The main emphasis of the book is that God has made us and gifted us. His unique creation of us is a major part of what we should be doing. We should be ordering our life according to our gifting (chp. 10). Their view of spiritual gifts is one that resonates with me. They expect that God will use the gifting He gave us at creation as part of our spiritual gift. The future teacher will be endowed with the ability to think before becoming a believer. But a spiritual gift always adds a spiritual dynamic that enables one to spiritually build up the Body of Christ. He gives examples of biblical characters who had their natural endowment used as part of the spiritual endowment for service: Solomon, Moses, Daniel, Joseph (155). "We have never seen nor can we understand God's giving a supernatural gift of the Spirit that is not at least in harmony with, if not an extension of, a person's natural gifts" (158).
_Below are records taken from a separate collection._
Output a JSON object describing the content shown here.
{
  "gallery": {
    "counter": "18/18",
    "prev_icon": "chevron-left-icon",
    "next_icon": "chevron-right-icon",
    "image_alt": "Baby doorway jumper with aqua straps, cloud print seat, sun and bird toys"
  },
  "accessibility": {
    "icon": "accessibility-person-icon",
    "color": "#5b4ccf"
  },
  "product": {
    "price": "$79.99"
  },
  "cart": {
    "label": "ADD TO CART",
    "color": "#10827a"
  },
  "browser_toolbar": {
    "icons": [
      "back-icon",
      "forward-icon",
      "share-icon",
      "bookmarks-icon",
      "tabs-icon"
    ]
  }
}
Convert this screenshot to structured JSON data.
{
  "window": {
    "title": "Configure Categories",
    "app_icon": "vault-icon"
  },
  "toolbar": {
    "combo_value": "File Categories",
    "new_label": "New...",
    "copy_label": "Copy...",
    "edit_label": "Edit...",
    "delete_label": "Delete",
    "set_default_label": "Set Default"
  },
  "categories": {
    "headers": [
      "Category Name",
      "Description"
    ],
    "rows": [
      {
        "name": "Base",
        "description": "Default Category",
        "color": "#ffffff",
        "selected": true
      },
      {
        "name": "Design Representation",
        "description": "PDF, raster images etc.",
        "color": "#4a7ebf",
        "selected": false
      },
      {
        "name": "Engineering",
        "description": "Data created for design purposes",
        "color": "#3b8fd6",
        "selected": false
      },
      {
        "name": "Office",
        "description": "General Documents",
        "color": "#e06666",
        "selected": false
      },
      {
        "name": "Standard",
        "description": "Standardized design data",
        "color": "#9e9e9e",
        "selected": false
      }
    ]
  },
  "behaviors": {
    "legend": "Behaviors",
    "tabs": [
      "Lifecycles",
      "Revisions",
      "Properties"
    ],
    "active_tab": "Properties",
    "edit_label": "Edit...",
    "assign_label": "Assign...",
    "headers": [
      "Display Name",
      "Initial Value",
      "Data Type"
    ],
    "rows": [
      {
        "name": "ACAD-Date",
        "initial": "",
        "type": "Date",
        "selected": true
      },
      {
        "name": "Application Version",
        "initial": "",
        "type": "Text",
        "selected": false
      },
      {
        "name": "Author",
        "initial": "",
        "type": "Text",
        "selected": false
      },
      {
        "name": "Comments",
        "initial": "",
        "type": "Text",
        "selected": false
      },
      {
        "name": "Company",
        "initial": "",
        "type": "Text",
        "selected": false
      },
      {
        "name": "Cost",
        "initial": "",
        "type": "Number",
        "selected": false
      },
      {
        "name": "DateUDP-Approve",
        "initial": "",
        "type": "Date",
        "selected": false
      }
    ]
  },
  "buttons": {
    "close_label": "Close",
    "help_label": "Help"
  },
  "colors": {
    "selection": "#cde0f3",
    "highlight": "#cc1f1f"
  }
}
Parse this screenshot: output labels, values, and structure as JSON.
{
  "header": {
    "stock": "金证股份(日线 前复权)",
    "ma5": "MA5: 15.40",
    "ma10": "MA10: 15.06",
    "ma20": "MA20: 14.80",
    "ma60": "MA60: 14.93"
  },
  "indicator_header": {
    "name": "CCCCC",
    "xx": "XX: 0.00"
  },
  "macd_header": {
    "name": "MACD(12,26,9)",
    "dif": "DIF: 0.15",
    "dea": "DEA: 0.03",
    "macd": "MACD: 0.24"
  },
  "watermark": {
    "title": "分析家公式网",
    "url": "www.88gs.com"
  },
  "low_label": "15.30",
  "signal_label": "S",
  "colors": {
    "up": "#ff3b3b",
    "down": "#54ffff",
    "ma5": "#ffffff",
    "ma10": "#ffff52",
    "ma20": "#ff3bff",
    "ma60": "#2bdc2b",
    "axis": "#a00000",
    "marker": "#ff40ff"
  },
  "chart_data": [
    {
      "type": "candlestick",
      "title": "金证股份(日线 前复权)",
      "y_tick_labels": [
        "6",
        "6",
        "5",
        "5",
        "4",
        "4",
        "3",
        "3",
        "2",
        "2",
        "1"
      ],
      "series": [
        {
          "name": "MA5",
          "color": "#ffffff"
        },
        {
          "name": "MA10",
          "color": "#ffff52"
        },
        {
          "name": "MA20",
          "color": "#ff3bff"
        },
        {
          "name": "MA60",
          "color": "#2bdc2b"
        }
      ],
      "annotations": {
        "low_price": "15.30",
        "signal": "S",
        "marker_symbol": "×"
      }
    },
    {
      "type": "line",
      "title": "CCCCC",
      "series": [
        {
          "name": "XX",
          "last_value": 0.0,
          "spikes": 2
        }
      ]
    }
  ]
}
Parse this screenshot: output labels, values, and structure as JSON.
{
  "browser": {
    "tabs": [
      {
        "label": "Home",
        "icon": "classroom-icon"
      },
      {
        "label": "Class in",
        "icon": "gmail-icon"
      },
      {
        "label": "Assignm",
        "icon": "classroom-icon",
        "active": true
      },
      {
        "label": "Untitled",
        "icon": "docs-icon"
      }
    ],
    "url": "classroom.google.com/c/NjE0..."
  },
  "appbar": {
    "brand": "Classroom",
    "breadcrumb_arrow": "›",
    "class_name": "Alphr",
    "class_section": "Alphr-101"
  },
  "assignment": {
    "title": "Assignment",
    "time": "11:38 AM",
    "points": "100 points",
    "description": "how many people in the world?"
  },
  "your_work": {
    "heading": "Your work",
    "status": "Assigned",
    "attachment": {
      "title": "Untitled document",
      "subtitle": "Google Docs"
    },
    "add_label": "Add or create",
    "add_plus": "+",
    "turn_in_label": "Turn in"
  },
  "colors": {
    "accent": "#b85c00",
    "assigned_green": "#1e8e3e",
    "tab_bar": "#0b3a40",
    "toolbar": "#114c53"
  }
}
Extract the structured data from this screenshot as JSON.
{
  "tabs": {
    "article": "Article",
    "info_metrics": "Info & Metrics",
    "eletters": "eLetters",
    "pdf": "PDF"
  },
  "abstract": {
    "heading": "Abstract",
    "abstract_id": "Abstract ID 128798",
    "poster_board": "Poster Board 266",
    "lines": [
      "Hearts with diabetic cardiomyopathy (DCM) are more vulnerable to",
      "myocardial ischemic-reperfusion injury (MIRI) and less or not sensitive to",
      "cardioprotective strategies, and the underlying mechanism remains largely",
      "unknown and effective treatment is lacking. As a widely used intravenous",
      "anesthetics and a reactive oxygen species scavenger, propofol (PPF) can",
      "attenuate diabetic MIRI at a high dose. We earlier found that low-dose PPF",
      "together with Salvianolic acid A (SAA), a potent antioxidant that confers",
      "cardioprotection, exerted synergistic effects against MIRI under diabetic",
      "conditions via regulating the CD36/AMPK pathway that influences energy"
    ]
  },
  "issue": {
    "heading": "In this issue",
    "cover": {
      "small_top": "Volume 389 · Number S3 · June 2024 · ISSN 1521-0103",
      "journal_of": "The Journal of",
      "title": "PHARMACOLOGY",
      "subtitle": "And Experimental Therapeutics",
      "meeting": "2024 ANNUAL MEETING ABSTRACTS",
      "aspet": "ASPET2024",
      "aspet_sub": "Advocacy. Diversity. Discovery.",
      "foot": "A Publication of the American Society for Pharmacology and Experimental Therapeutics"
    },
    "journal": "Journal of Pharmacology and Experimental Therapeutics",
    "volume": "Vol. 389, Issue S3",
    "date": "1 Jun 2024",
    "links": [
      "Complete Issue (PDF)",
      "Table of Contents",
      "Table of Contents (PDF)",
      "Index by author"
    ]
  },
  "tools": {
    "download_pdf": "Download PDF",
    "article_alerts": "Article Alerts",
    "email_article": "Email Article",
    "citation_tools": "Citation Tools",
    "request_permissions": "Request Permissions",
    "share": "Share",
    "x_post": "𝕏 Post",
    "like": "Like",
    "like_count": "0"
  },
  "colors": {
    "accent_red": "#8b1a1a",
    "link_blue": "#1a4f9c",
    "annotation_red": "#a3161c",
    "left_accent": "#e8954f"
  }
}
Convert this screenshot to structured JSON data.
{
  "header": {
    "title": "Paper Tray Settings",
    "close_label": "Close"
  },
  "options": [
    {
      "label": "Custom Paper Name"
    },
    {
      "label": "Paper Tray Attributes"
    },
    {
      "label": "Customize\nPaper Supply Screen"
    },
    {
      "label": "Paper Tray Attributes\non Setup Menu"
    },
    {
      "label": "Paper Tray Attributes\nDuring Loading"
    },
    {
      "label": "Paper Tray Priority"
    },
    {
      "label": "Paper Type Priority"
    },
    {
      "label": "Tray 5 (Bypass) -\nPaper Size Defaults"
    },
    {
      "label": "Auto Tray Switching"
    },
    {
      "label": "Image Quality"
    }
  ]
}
In the later third of the book, the authors use terminology which may reflect a traditional understanding of God's individual will (132, 133, 136, 140, 142 "finding God's will"). The emphasis, however, is so strongly wisdom and gifting that the result is not the one which traditional view would make. Their final emphasis is the role of the Body of Christ in our decision making. "You do not announce your gift to the fellowship and create a place for yourself. As opportunities arise, you demonstrate your gift and allow the fellowship to confirm your gift and to supply increased opportunities for its use" (161).
Most of what I found in this book is in harmony with the way of wisdom taught in Decision Making. This book may help to elucidate one of the perceived weaknesses of our book. Critics often say that the way of wisdom does not recognize the differences of gifting which will result in different guidance from God. I suspect we did not emphasize gifting strongly enough (Decision Making, pp. 345-347) since this criticism has often been raised.
Our view is that role of spiritual gifts fits under the moral will of God. Believers are commanded to use their gifts for the common good (1 Cor. 12). Keeping this command will result in different decisions and different direction in life for those who are gifted differently. When I teach at Multnomah and when one gifted with mercy ministers at a care facility, we are both obeying the same command, but with very different expressions. This book helps to emphasize how God's guidance is very different for different people when they keep the same command -- the command to use their God-given gifts. I recommend this book as good supplement to Decision Making and a good balance where we have understated the role of God's gifting.